Johan Eliasch’s critics sometimes accuse the President of the World Ski Federation FIS of being stubborn and incapable of criticism. At the online FIS Congress on Thursday (05/25/2023) it was easy to see what they might mean.
“Our critics have accused us of greenwashing – a completely nonsensical accusation”, said Eliash. And he repeated his mantra: “We can proudly call ourselves the first climate-positive international sports federation.”
The said critics include around 500 active athletes, including record winner Mikaela Shiffrin, who have demanded more climate protection from the FIS in an open letter. Greenpeace joined them and called for an end to the “brazen greenwashing”.
What is meant by this is the assertion that the FIS is climate-positive, i.e. good for the climate through its work – despite flights, car trips, artificial snow and expansion plans all over the world. For example, the association recently named a ski hall in Egypt the winner of the World Snow Day Awards, endowed with the equivalent of 10,300 euros. “Johan Eliasch proves once and for all to be the greenwashing world champion”, tweeted Ursula Bittner from Greenpeace after Eliasch’s congress speech.
Greenpeace accusation: CO2 footprint calculated far too low
Greenpeace and the organization Protect our Winters (PoW) followed up shortly before the congress. The environmental protection organizations had the CO2 footprint of the alpine FIS competitions recalculated – and came to a significantly different result than the world association itself. According to this, the four big races in Kitzbühel, Schladming, Adelboden and Sölden alone would already emit 85 percent of the amount of CO2 , which the FIS has calculated for all their alpine events.
Greenpeace and PoW are now accusing the FIS of using their C02 footprint “far from reality and far too small” to have calculated. Because in addition to the four races mentioned, which almost reach the value of the FIS calculation, there would be more than 30 other World Cups and hundreds of other racing events.
FISrainforest initiative remains nebulous
The FIS has not yet reacted to this specific accusation. But regardless of which numbers are closer to reality, it remains unclear what the compensation should look like in numbers. When it comes to protecting the rainforest, the nebulous FIS Rainforest Initiative relies on cooperation with the organization Cool Earth, of which Eliasch himself is a co-founder and chairman.
How much money flows between FIS, FIS Rainforest Initiative and Cool Earth is unknown. In addition, Cool Earth itself writes on its website that its own approach is incompatible with the complex requirements of CO2 certification.
New sustainability-Director at the FIS
By sticking to the climate positive claim despite everything, Eliasch continues to gamble away credibility, even with steps that may actually go in the direction of real CO2 reduction. For example, FIS hired a sustainability director for the first time in the form of environmental sociologist Susanna Sieff. Eliasch also spoke of a new toolbox designed to help organizers reduce the footprint of their events.
European opposition forms
Eliasch seems to feel untouchable – and leaves the congress strengthened. The opposition, led by the major associations from Germany, Austria and Switzerland, had flexed its muscles shortly before the congress. The organization of the Alpine Country Ski Associations (OPA) has been expanded to include six countries, some from the north: Finland, Croatia, Norway, Poland, Sweden and Hungary have joined.
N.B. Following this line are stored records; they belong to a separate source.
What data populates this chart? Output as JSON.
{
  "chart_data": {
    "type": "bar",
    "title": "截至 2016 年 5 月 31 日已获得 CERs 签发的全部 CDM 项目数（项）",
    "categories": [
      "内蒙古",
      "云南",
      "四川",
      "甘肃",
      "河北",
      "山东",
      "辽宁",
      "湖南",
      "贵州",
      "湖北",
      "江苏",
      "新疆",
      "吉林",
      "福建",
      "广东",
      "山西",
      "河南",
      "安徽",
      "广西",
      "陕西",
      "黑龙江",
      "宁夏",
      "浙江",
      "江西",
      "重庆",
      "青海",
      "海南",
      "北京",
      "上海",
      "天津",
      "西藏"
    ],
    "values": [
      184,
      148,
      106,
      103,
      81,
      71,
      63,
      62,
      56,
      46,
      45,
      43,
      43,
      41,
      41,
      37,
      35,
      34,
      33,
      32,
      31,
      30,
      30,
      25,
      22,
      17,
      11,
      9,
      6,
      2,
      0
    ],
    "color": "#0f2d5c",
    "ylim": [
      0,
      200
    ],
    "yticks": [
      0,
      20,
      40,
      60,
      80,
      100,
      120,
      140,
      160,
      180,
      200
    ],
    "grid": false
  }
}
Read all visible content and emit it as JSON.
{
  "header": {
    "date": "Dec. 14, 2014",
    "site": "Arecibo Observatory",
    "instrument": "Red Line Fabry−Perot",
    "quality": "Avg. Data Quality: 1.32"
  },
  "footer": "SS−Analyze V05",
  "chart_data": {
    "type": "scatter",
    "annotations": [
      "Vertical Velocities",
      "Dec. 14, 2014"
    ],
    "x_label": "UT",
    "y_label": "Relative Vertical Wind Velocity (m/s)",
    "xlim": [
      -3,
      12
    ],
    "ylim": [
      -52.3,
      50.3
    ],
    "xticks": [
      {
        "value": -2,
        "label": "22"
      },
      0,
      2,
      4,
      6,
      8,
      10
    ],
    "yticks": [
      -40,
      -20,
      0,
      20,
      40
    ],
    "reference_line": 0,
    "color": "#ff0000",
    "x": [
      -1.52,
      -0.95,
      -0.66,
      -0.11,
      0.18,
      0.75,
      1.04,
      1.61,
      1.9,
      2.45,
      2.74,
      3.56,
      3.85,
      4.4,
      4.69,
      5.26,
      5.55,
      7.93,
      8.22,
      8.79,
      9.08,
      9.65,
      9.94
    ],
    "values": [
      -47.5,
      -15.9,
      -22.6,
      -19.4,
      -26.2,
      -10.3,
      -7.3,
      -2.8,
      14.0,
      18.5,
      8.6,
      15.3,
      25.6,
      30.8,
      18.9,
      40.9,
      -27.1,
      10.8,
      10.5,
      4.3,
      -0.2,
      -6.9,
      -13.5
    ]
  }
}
The Europeans are growing ever closer together to counterbalance the FIS. An escalation to the point of competitive competition is still conceivable.
Uncertainties due to short-term racing calendar
With a new election, Eliasch would probably not be deposed from the throne at the moment. The congress showed that and was probably also a reason why Germany, Austria, Croatia and Switzerland withdrew their lawsuit against Eliasch’s re-election in March. At the congress, the opposition failed with several motions, including on the important issue of the racing calendar.
Before last winter, the World Cups were only awarded very late, which led to great uncertainty. One should therefore return to longer-term planning – so the suggestion from the Austrians and Swiss.
Eliasch wants flexibility
Several other large nations supported the initiative with requests to speak, including DSV board member Stefan Schwarzbach: “The past few years have shown that the long-term calendar has worked well and there is enough flexibility for other nations to get on the calendar.”
However, Eliasch complained that according to the application, the long-term calendar could only be changed in exceptional cases. And he pointed out that the FIS Council wanted to deal with the topic anyway.
The power struggle continues
When the applicants nevertheless insisted on a vote, Eliasch turned “to all nations” and warned that the proposal could “Have significant negative consequences for nations that are not among the greats and have aspirations to host ski races.” The delegates then voted against the motion with 52.21 percent.
European top dogs against nations from other continents dreaming of recovery – this power struggle has occupied the world association since Eliasch took office two years ago. There is no end in sight.